Pre-fireworks planning called for

Fire and Emergency New Zealand community risk manager James Knapp holds a fire extinguisher, one...
Fire and Emergency New Zealand community risk manager James Knapp holds a fire extinguisher, one of the many things people could have nearby before using fireworks this Guy Fawkes Day tomorrow.
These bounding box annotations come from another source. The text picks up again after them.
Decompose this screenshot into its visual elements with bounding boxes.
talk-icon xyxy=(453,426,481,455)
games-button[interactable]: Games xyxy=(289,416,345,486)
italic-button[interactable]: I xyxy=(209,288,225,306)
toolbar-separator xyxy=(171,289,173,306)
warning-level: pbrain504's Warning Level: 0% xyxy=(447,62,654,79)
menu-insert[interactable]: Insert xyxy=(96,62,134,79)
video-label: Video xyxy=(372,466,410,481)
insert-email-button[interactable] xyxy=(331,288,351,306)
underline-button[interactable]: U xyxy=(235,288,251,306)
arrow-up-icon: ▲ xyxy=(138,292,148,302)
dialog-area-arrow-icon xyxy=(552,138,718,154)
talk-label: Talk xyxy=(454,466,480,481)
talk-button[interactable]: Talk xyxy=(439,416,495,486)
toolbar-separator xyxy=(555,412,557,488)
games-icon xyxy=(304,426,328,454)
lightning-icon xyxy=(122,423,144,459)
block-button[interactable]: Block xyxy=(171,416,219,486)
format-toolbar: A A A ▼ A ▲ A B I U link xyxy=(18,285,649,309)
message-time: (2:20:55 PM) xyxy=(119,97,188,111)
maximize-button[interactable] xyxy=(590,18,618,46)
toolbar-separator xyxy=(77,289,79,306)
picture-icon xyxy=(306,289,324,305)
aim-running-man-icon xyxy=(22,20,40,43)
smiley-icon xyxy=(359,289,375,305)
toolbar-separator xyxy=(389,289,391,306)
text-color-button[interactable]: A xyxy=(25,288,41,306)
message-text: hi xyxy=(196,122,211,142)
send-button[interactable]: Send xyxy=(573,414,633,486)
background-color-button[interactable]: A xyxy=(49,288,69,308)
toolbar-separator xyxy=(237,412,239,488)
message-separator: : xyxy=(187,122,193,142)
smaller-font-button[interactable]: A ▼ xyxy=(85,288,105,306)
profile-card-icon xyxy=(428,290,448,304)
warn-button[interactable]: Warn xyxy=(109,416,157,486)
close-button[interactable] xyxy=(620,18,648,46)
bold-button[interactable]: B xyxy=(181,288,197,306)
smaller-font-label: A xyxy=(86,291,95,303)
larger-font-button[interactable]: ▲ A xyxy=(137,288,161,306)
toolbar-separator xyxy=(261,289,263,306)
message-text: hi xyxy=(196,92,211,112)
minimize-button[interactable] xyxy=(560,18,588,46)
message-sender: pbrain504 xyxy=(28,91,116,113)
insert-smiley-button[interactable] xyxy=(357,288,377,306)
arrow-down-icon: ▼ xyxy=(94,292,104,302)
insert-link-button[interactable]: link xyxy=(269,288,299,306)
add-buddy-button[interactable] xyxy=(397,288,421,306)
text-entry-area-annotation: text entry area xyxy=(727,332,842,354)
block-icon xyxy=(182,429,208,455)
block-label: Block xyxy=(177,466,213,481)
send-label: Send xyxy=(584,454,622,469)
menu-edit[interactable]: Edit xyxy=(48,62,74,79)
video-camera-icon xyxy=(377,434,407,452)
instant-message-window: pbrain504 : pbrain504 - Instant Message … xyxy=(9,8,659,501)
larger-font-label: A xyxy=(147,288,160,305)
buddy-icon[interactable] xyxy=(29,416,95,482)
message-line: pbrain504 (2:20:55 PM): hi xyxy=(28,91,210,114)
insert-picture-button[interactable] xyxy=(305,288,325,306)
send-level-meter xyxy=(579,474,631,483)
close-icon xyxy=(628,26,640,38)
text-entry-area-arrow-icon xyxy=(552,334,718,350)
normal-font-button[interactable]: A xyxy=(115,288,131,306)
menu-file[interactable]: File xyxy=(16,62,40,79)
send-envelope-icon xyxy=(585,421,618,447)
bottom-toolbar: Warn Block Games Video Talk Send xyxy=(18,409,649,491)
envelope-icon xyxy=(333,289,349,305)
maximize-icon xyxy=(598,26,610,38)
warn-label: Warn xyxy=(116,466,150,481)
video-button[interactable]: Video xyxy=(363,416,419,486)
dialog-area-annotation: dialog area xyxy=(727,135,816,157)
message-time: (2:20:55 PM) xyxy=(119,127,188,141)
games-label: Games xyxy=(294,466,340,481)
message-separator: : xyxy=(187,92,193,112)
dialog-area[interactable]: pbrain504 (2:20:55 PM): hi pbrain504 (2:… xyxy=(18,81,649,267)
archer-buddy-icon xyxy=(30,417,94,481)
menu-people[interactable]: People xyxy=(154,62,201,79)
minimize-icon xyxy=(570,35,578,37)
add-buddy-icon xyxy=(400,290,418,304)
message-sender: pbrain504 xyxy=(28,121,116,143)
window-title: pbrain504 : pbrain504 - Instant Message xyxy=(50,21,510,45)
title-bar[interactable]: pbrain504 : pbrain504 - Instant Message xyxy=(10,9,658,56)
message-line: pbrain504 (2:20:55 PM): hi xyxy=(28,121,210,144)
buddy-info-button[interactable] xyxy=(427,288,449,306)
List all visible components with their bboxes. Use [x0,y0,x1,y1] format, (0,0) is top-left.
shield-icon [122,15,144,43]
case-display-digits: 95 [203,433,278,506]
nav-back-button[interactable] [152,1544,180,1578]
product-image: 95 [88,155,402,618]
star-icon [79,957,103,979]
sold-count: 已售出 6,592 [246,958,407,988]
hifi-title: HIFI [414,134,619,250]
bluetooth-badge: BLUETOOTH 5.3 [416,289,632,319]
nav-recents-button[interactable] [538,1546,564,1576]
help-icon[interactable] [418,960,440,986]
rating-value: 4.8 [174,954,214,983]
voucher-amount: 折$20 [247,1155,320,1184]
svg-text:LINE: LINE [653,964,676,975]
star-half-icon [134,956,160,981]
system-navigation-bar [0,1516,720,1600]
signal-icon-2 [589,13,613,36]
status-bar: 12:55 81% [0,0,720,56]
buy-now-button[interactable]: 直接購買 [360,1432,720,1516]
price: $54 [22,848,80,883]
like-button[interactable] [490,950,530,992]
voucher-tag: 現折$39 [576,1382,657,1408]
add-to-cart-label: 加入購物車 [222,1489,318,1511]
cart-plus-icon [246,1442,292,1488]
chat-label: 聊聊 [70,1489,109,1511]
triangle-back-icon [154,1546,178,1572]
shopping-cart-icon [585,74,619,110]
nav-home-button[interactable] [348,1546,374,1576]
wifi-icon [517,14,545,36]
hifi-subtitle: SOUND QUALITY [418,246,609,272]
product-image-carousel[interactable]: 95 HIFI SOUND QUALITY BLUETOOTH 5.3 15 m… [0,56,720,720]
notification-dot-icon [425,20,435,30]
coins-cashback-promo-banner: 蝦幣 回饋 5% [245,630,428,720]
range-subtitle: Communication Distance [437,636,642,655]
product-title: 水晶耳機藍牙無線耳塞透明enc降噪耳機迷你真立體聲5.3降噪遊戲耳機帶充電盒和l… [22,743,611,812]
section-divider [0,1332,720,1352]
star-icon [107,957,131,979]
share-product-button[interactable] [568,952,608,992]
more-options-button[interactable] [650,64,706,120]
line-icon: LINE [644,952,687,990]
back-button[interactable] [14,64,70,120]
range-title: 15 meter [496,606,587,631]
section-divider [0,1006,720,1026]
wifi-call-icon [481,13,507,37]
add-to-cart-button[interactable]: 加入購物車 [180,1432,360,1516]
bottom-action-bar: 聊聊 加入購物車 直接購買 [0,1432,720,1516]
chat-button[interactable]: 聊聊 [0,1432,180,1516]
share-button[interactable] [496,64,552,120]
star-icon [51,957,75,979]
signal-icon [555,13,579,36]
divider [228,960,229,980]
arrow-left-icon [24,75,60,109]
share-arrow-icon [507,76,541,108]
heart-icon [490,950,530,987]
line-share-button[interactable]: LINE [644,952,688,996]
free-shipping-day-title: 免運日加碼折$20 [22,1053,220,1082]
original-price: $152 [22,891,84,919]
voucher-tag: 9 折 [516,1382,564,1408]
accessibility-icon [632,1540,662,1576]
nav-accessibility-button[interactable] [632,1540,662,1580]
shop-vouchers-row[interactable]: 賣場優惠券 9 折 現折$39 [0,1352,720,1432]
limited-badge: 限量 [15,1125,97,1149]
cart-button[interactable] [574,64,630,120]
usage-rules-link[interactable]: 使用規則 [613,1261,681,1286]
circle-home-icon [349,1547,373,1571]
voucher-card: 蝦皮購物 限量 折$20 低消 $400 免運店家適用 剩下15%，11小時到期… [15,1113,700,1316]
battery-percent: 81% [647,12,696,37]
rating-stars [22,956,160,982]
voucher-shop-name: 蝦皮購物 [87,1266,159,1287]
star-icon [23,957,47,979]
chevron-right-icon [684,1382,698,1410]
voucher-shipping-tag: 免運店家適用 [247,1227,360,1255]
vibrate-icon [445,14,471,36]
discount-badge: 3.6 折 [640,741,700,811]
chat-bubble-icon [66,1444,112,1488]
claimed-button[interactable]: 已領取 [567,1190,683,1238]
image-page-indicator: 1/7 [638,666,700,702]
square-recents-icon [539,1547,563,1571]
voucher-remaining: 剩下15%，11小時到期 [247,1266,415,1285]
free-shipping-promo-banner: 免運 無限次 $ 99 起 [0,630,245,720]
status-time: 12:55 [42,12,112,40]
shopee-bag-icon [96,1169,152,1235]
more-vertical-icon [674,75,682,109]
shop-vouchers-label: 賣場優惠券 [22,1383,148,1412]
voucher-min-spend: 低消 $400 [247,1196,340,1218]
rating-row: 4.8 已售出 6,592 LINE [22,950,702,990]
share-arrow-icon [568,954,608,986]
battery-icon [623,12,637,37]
PHOTO: JESSICA WILSON
People are encouraged to plan ahead before lighting fireworks tomorrow, Guy Fawkes Day.

Fire and Emergency New Zealand Otago district community risk manager James Knapp said there was always a spike in fireworks-related calls at this time of year.

Many were related to burns and vegetation and structure fires, Mr Knapp said.

This year, each call would be logged and up-to-date data would be available to view online to show people the impact of fireworks.

Fenz encouraged attendance of professional fireworks displays.

‘‘They are going to be way cooler than anything you can buy [at] a retailer,’’ Mr Knapp said.

Organisers would have also been through the necessary compliance process and secured the required licences.

Mr Knapp urged people planning to let off their own fireworks to take precautions.

That involved checking the weather forecast and having a way to extinguish a potential fire.

‘‘If they want to use fireworks at home, spend a little time thinking about how they can do so safely.’’

Fireworks can only be bought and displayed for four days prior to and including Guy Fawkes Day.

That period started on Tuesday and ends tomorrow.

Only people 18 years and over can buy fireworks.

The SPCA advocates for the private sale and use of fireworks to be banned in New Zealand due to the harm and distress they cause animals.

The society’s scientific officer Dr Alison Vaughan said each year it received fireworks-related calls about injured, distressed or missing animals.

Occasionally, some animals were deliberately harmed by fireworks, Dr Vaughan said.

‘‘We encourage people not to purchase or use fireworks, but to instead attend public displays where possible.’’

Fireworks could be frightening for animals so the best way to keep them safe was to plan ahead.

‘‘Whether you have a dog, cat, guinea pig or rabbits, keep your pets inside with doors and window shut and the curtains drawn — this will help to muffle any loud bangs and bright flashes.

‘‘You can also turn on your TV or radio to help drown out the noise.’’

Dr Vaughan encouraged people to ensure they had a safe, comfortable place for their pet to hide.

Dogs should be exercised earlier in the day to avoid being out when fireworks could be set off, and cats should be inside before dark.

‘‘It’s also a really good time to make sure your pet’s microchip details are up to date with your contact details in case they do panic and run away, as this could help them to be reunited with you.’’

Dr Vaughan urged people not to let fireworks off near large animals, such as horses.

They should be kept in their usual paddocks unless there is a fireworks display nearby.